By analyzing existing cross correlation between Gaztransport et Technigaz and Griffin Mining, you can compare the effects of market volatilities on Gaztransport and Griffin Mining and check how they will diversify away market risk if combined in the same portfolio for a given time horizon. You can also utilize pair trading strategies of matching a long position in Gaztransport with a short position of Griffin Mining. Check out your portfolio center.
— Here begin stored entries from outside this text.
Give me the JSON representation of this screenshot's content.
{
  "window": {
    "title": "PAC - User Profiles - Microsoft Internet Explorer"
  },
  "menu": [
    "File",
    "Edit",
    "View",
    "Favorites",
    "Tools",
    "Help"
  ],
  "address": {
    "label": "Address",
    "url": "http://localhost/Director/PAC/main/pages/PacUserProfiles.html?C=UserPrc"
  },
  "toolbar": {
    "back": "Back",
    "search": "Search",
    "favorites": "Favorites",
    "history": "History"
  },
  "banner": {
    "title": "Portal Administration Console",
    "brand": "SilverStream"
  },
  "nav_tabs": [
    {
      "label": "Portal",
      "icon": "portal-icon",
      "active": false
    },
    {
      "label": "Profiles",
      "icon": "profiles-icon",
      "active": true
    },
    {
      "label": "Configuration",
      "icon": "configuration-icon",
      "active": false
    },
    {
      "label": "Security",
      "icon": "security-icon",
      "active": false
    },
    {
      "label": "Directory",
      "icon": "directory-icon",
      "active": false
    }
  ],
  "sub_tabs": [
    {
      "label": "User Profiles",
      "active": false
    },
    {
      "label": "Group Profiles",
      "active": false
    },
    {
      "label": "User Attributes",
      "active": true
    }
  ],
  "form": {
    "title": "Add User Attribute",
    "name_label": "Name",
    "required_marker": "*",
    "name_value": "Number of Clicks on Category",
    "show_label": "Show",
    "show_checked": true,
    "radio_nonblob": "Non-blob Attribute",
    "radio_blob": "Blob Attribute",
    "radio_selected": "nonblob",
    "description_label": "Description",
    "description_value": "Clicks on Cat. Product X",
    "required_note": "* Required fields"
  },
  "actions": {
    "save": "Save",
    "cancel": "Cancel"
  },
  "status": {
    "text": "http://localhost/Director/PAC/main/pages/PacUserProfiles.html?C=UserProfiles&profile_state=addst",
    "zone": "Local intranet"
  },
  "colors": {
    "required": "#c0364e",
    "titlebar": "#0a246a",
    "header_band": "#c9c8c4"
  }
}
Please also check ongoing floating volatility patterns of Gaztransport and Griffin Mining.
Diversification Opportunities for Gaztransport and Griffin Mining
-0.2 | Correlation Coefficient |
Good diversification
The 3 months correlation between Gaztransport and Griffin is -0.2. Overlapping area represents the amount of risk that can be diversified away by holding Gaztransport et Technigaz and Griffin Mining in the same portfolio, assuming nothing else is changed. The correlation between historical prices or returns on Griffin Mining and Gaztransport is a relative statistical measure of the degree to which these equity instruments tend to move together. The correlation coefficient measures the extent to which returns on Gaztransport et Technigaz are associated (or correlated) with Griffin Mining. Values of the correlation coefficient range from -1 to +1, where. The correlation of zero (0) is possible when the price movement of Griffin Mining has no effect on the direction of Gaztransport i.e., Gaztransport and Griffin Mining go up and down completely randomly.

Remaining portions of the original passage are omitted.